Apakah bisa diambil kembali sama keluarga hak waris tentu bisa, tanah tersebut dapat diambil kembali karena penjualan tanah warisan tanpa persetujuan seluruh ahli waris dianggap tidak sah secara hukum. Selama harta belum dibagi secara resmi, tanah tersebut merupakan milik bersama para ahli waris.
- Solusi Perdata
- Gugatan Pembatalan Perjanjian Jual-Beli. Saudara yang lain dapat mengajukan gugatan ke pengadilan untuk membatalkan perjanjian jual-beli tanah tersebut karena tidak sah dan tidak memiliki kekuatan hukum.
- Pengembalian Hak Waris. Jika gugatan diterima, maka tanah tersebut harus dikembalikan kepada ahli waris yang sah.
- Ganti Rugi. Jika saudara yang lain telah mengalami kerugian akibat penjualan tanah tersebut, maka mereka dapat menuntut ganti rugi kepada adik bapak yang menjual tanah tersebut.
2. Dasar Hukum
- Pasal 834 KUHPerdata (KUHPer) adalah sebagai berikut: “Ahli waris berhak mengajukan gugatan untuk memperoleh warisannya terhadap semua orang yang memegang besit atas seluruh atau sebagian warisan itu dengan alas hak ataupun tanpa alas hak, demikian pula terhadap mereka yang dengan licik telah menghentikan besitnya.”
- Pasal 1365 KUHPerdata adalah sebagai berikut : “Tiap perbuatan yang melanggar hukum dan membawa kerugian kepada orang lain, mewajibkan orang yang menimbulkan kerugian itu karena kesalahannya untuk menggantikan kerugian tersebut.” Tindakan adik bapak menjual tanpa izin dapat dikategorikan sebagai Perbuatan Melawan Hukum (PMH), yang memberikan hak bagi keluarga lain untuk meminta ganti rugi atau pembatalan.
- Pasal 1471 KUHPerdata adalah sebagai berikut : “ Jual beli atas barang orang lain adalah batal dan dapat memberikan dasar kepada pembeli untuk menuntut penggantian biaya, kerugian dan bunga, jika ia tidak mengetahui bahwa barang itu kepunyaan orang lain.” Jadi jual beli barang orang lain (harta waris) adalah batal.
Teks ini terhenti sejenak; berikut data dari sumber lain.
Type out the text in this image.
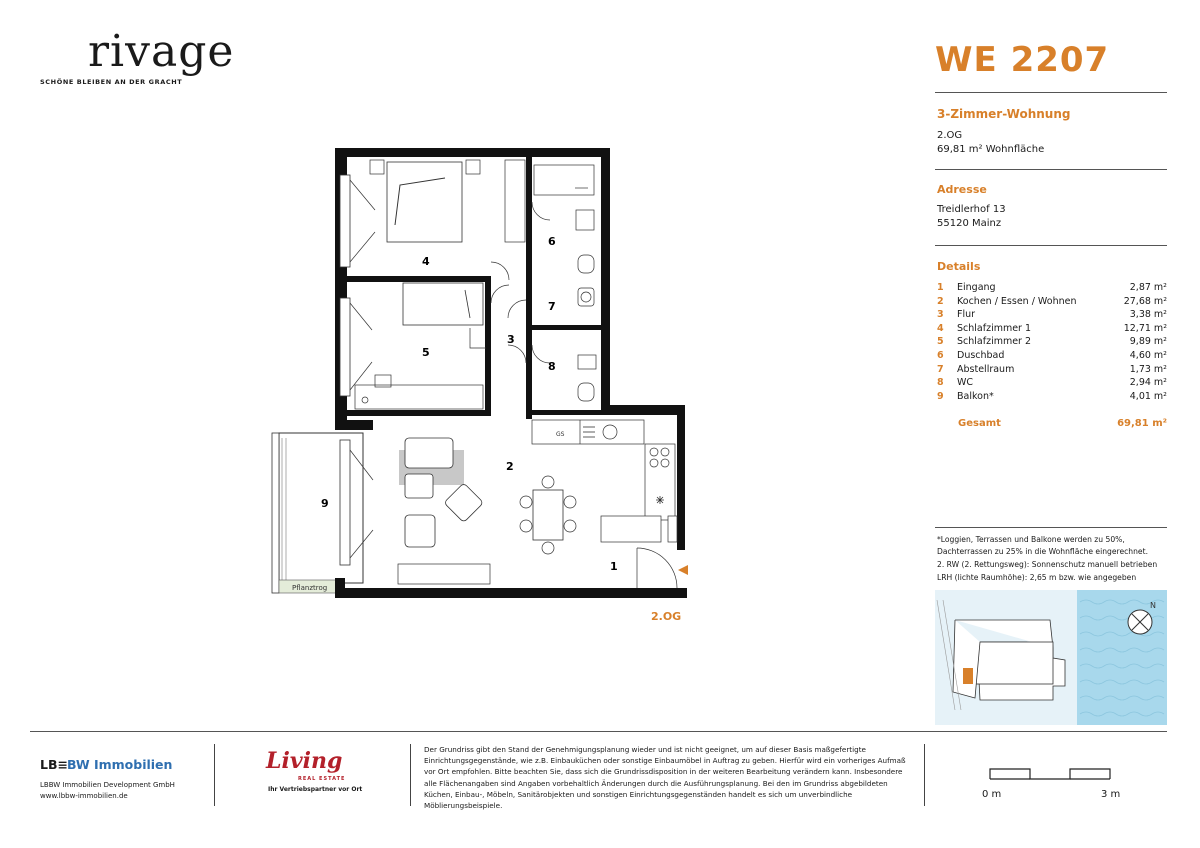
rivage
SCHÖNE BLEIBEN AN DER GRACHT
GS
4
5
3
6
7
8
2
1
9
Pflanztrog
2.OG
WE 2207
3-Zimmer-Wohnung
2.OG
69,81 m² Wohnfläche
Adresse
Treidlerhof 13
55120 Mainz
Details
1	Eingang	2,87 m²
2	Kochen / Essen / Wohnen	27,68 m²
3	Flur	3,38 m²
4	Schlafzimmer 1	12,71 m²
5	Schlafzimmer 2	9,89 m²
6	Duschbad	4,60 m²
7	Abstellraum	1,73 m²
8	WC	2,94 m²
9	Balkon*	4,01 m²
Gesamt	69,81 m²
*Loggien, Terrassen und Balkone werden zu 50%,
Dachterrassen zu 25% in die Wohnfläche eingerechnet.
2. RW (2. Rettungsweg): Sonnenschutz manuell betrieben
LRH (lichte Raumhöhe): 2,65 m bzw. wie angegeben
N
LB≡BW Immobilien
LBBW Immobilien Development GmbH
www.lbbw-immobilien.de
Living
REAL ESTATE
Ihr Vertriebspartner vor Ort
Der Grundriss gibt den Stand der Genehmigungsplanung wieder und ist nicht geeignet, um auf dieser Basis maßgefertigte Einrichtungsgegenstände, wie z.B. Einbauküchen oder sonstige Einbaumöbel in Auftrag zu geben. Hierfür wird ein vorheriges Aufmaß vor Ort empfohlen. Bitte beachten Sie, dass sich die Grundrissdisposition in der weiteren Bearbeitung verändern kann. Insbesondere alle Flächenangaben sind Angaben vorbehaltlich Änderungen durch die Ausführungsplanung. Bei den im Grundriss abgebildeten Küchen, Einbau-, Möbeln, Sanitärobjekten und sonstigen Einrichtungsgegenständen handelt es sich um unverbindliche Möblierungsbeispiele.
0 m	3 m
- Tindak Pidana Penggelapan diataur dalam Pasal 486 Undang- Undang Nomor 1 Tahun 2023 tentang Kitab Undang-Undang Hukum Pidana (KUHP Baru) adalah sebagai berikut : “Setiap Orang yang secara melawan hukum memiliki suatu Barang yang sebagian atau seluruhnya milik orang lain, yang ada dalam kekuasaannya bukan karena Tindak Pidana, dipidana karena penggelapan, dengan pidana penjara paling lama 4 (empat) tahun atau pidana denda paling banyak kategori IV.” Menjerat orang yang secara melawan hukum memiliki barang yang sebagian atau seluruhnya milik orang lain (dalam hal ini, bagian waris saudara lainnya) yang ada dalam kekuasaannya bukan karena kejahatan.
- Tindak Pidana Perbuatan Curang diataur dalam Pasal 492 KUHP Baru adalah sebagai berikut : “Setiap Orang yang dengan maksud menguntungkan diri sendiri atau orang lain secara melawan hukum dengan memakai nama palsu atau kedudukan palsu, menggunakan tipu muslihat atau rangkaian kata bohong, menggerakkan orang supaya menyerahkan suatu Barang, memberi utang, membuat pengakuan utang, atau menghapus piutang, dipidana karena penipuan, dengan pidana penjara paling lama 4 (empat) tahun atau pidana denda paling banyak kategori V.”
3. Solusi dan Langkah Hukum
- Musyawarah Kekeluargaan (Mediasi): Langkah awal yang disarankan adalah mediasi untuk meminta pembatalan jual beli dan pengembalian uang pembeli oleh pihak adik bapak.
- Mengajukan Gugatan: Jika perlu, saudara yang lain dapat mengajukan gugatan ke pengadilan untuk membatalkan perjanjian jual-beli dan mengembalikan hak waris mereka.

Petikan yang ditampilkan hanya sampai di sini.